At the same time, the Balkans remain a space where different models of political influence collide. The European Union offers institutional integration through rules, funds, and long-term mechanisms. Russia, through the policies of Vladimir Putin, is attempting to preserve political and energy influence by promoting the concept of a “Eurasian security architecture” as an alternative to the Western model. However, unlike European initiatives, which possess a legal and institutional framework, this offer lacks any real foothold within European institutions. Without trust and without inclusion in existing mechanisms, such an idea lacks operational capacity — it exists as a political message, but not as a functional system.
In contrast to Europe, the United States has a clear distinction between political statements and institutional decisions. Statements by Donald Trump regarding NATO, troop withdrawals, or conditional alliances are not, in themselves, operational policy. In order to become decisions, they would have to pass through a complex system: Congress approves budgets and authorizes key moves, the Pentagon plans and implements military operations, and the entire security apparatus assesses the consequences.
The American system is not slow because of weakness — but because of design. It deliberately introduces institutional “checks” to prevent individual political will from rapidly altering the country’s strategic direction. This is precisely why political statements in the United States often sound powerful, yet produce no immediate effect without institutional confirmation.
Therefore, it is incorrect to say that “America does not decide” — rather, it decides through a process that filters political impulses. NATO funding, the presence of American troops in Europe, and security commitments continue to function through institutions, independently of changes in political rhetoric.
However, political statements without institutional confirmation serve one crucial function — they mobilize others. It is precisely
Donald Trump’s statements that act as external pressure accelerating European processes.

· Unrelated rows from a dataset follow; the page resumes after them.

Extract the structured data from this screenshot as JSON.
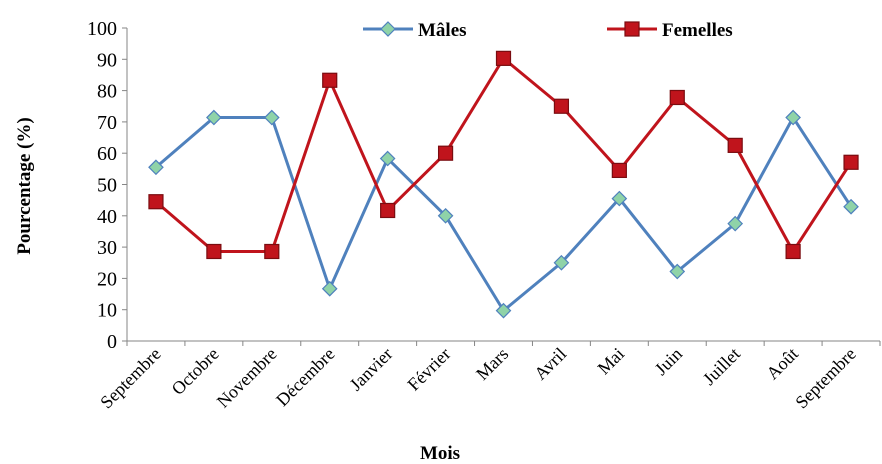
{
  "chart_data": {
    "type": "line",
    "title": "",
    "xlabel": "Mois",
    "ylabel": "Pourcentage (%)",
    "ylim": [
      0,
      100
    ],
    "yticks": [
      0,
      10,
      20,
      30,
      40,
      50,
      60,
      70,
      80,
      90,
      100
    ],
    "grid": false,
    "legend_position": "top",
    "categories": [
      "Septembre",
      "Octobre",
      "Novembre",
      "Décembre",
      "Janvier",
      "Février",
      "Mars",
      "Avril",
      "Mai",
      "Juin",
      "Juillet",
      "Août",
      "Septembre"
    ],
    "series": [
      {
        "name": "Mâles",
        "color": "#4f81bd",
        "marker": "diamond",
        "marker_color": "#8fd3a8",
        "values": [
          55.5,
          71.4,
          71.4,
          16.7,
          58.3,
          40.0,
          9.7,
          25.0,
          45.5,
          22.2,
          37.5,
          71.4,
          42.9
        ]
      },
      {
        "name": "Femelles",
        "color": "#c0141c",
        "marker": "square",
        "marker_color": "#c0141c",
        "values": [
          44.5,
          28.6,
          28.6,
          83.3,
          41.7,
          60.0,
          90.3,
          75.0,
          54.5,
          77.8,
          62.5,
          28.6,
          57.1
        ]
      }
    ]
  }
}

Messages about reducing American protection or conditioning alliances have compelled European leaders to finally transform what they had postponed for years into concrete decisions.

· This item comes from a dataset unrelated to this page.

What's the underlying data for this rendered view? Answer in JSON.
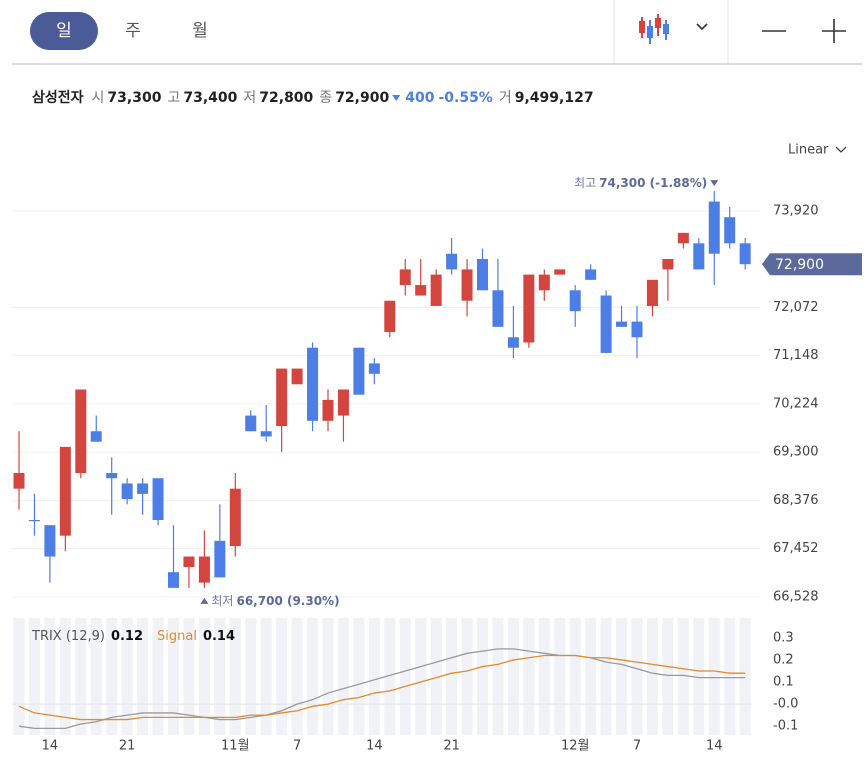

In other words, Trump does not directly change the system — but he changes the behavior of other actors within that system. What remains political rhetoric in America becomes an institutional reaction in Europe.
In that context, the Balkans are also entering a new phase. A region that for a long time represented a space of waiting and postponement is now confronting the acceleration of history. Security issues are no longer an abstract topic for major powers, but a concrete reality affecting the economy, investments, energy sector, and political stability of the entire region.

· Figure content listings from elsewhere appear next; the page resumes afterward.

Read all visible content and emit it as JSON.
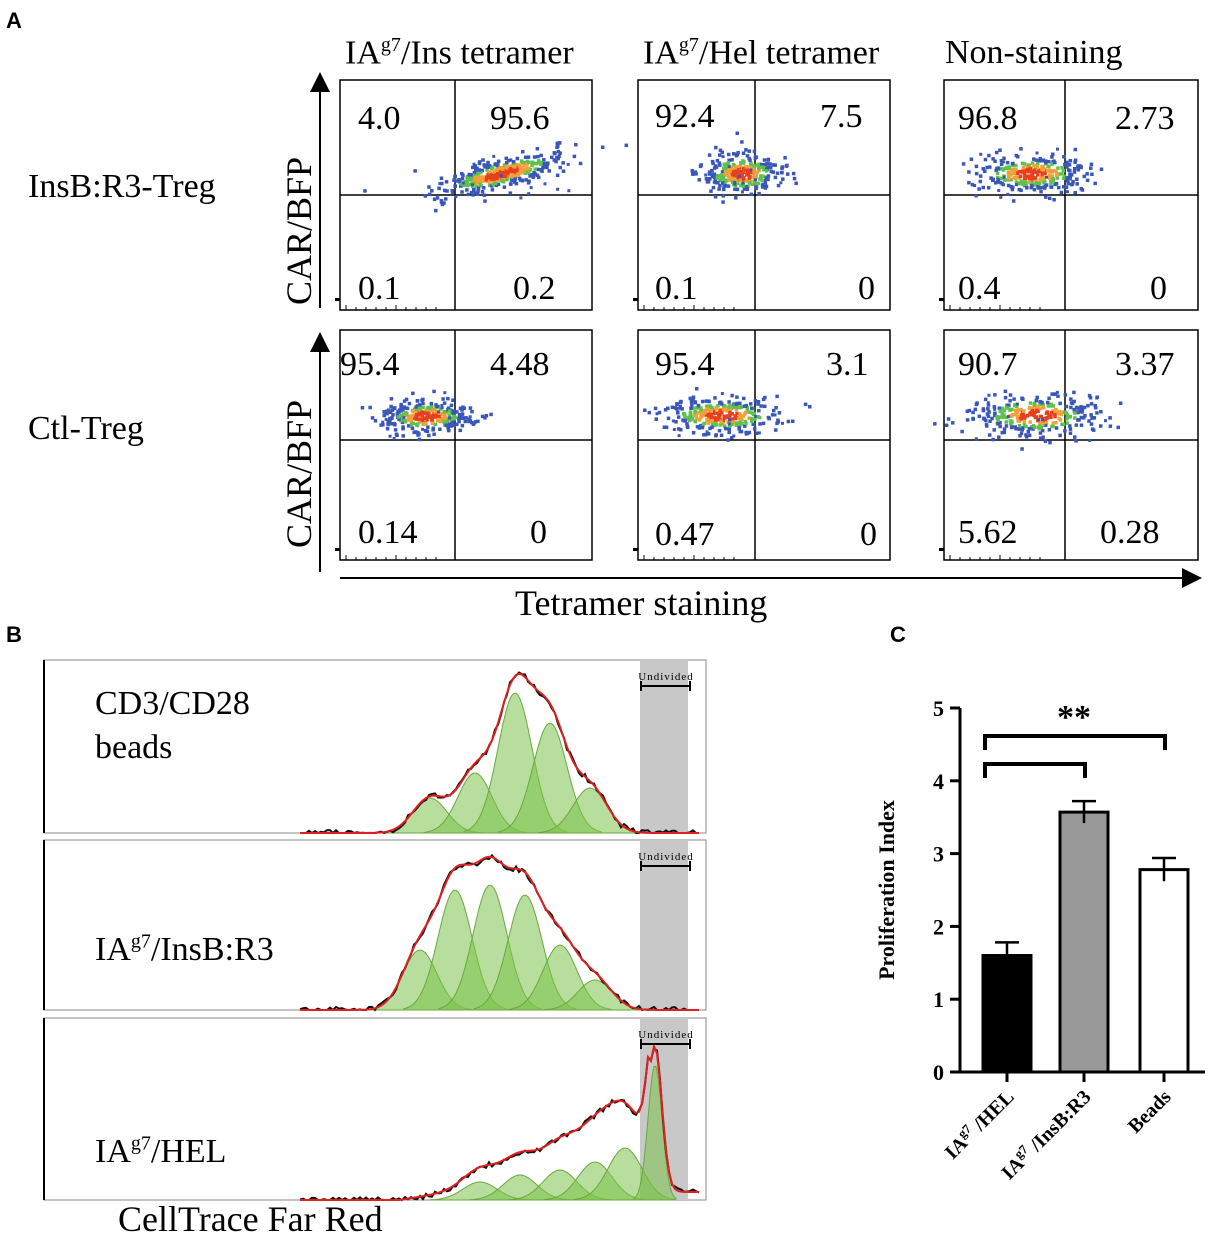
{
  "panel_labels": {
    "a": "A",
    "b": "B",
    "c": "C"
  },
  "panel_a": {
    "column_titles": [
      {
        "base": "IA",
        "sup": "g7",
        "rest": "/Ins tetramer"
      },
      {
        "base": "IA",
        "sup": "g7",
        "rest": "/Hel tetramer"
      },
      {
        "base": "Non-staining",
        "sup": "",
        "rest": ""
      }
    ],
    "row_labels": [
      "InsB:R3-Treg",
      "Ctl-Treg"
    ],
    "y_axis_label": "CAR/BFP",
    "x_axis_label": "Tetramer staining",
    "quadrants": [
      [
        {
          "ul": "4.0",
          "ur": "95.6",
          "ll": "0.1",
          "lr": "0.2"
        },
        {
          "ul": "92.4",
          "ur": "7.5",
          "ll": "0.1",
          "lr": "0"
        },
        {
          "ul": "96.8",
          "ur": "2.73",
          "ll": "0.4",
          "lr": "0"
        }
      ],
      [
        {
          "ul": "95.4",
          "ur": "4.48",
          "ll": "0.14",
          "lr": "0"
        },
        {
          "ul": "95.4",
          "ur": "3.1",
          "ll": "0.47",
          "lr": "0"
        },
        {
          "ul": "90.7",
          "ur": "3.37",
          "ll": "5.62",
          "lr": "0.28"
        }
      ]
    ]
  },
  "panel_b": {
    "gate_label": "Undivided",
    "x_axis_label": "CellTrace Far Red",
    "histograms": [
      {
        "line1": "CD3/CD28",
        "line2": "beads",
        "base": "",
        "sup": "",
        "rest": ""
      },
      {
        "line1": "",
        "line2": "",
        "base": "IA",
        "sup": "g7",
        "rest": "/InsB:R3"
      },
      {
        "line1": "",
        "line2": "",
        "base": "IA",
        "sup": "g7",
        "rest": "/HEL"
      }
    ]
  },
  "chart_data": {
    "type": "bar",
    "ylabel": "Proliferation Index",
    "ylim": [
      0,
      5
    ],
    "yticks": [
      "0",
      "1",
      "2",
      "3",
      "4",
      "5"
    ],
    "categories": [
      {
        "base": "IA",
        "sup": "g7",
        "rest": " /HEL"
      },
      {
        "base": "IA",
        "sup": "g7",
        "rest": " /InsB:R3"
      },
      {
        "base": "Beads",
        "sup": "",
        "rest": ""
      }
    ],
    "values": [
      1.6,
      3.57,
      2.78
    ],
    "errors": [
      0.18,
      0.15,
      0.16
    ],
    "fills": [
      "#000000",
      "#999999",
      "#ffffff"
    ],
    "significance": "**"
  }
}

Finally, the legal framework further dismantles the illusion of rapid political decisions. Withdrawal from NATO is not a matter of political will expressed in a statement, but a formal procedure. Under Article 13 of the Washington Treaty, at least one year is required from the moment of official notification. In practice, such a process would take considerably longer, as it would entail profound changes in the security, military, and political structure of a state.
Therefore, the essence of the current moment is clear:
Europe is institutionalizing its security.
America filters politics through institutions.
Russia offers an alternative without institutional foundations.
And the Balkans are no longer observers — but a region where the consequences of those decisions will be directly felt.
In a world where institutions are becoming more important than political messages, the difference between a statement and a decision is emerging as the key dividing line — more important even than geopolitics itself.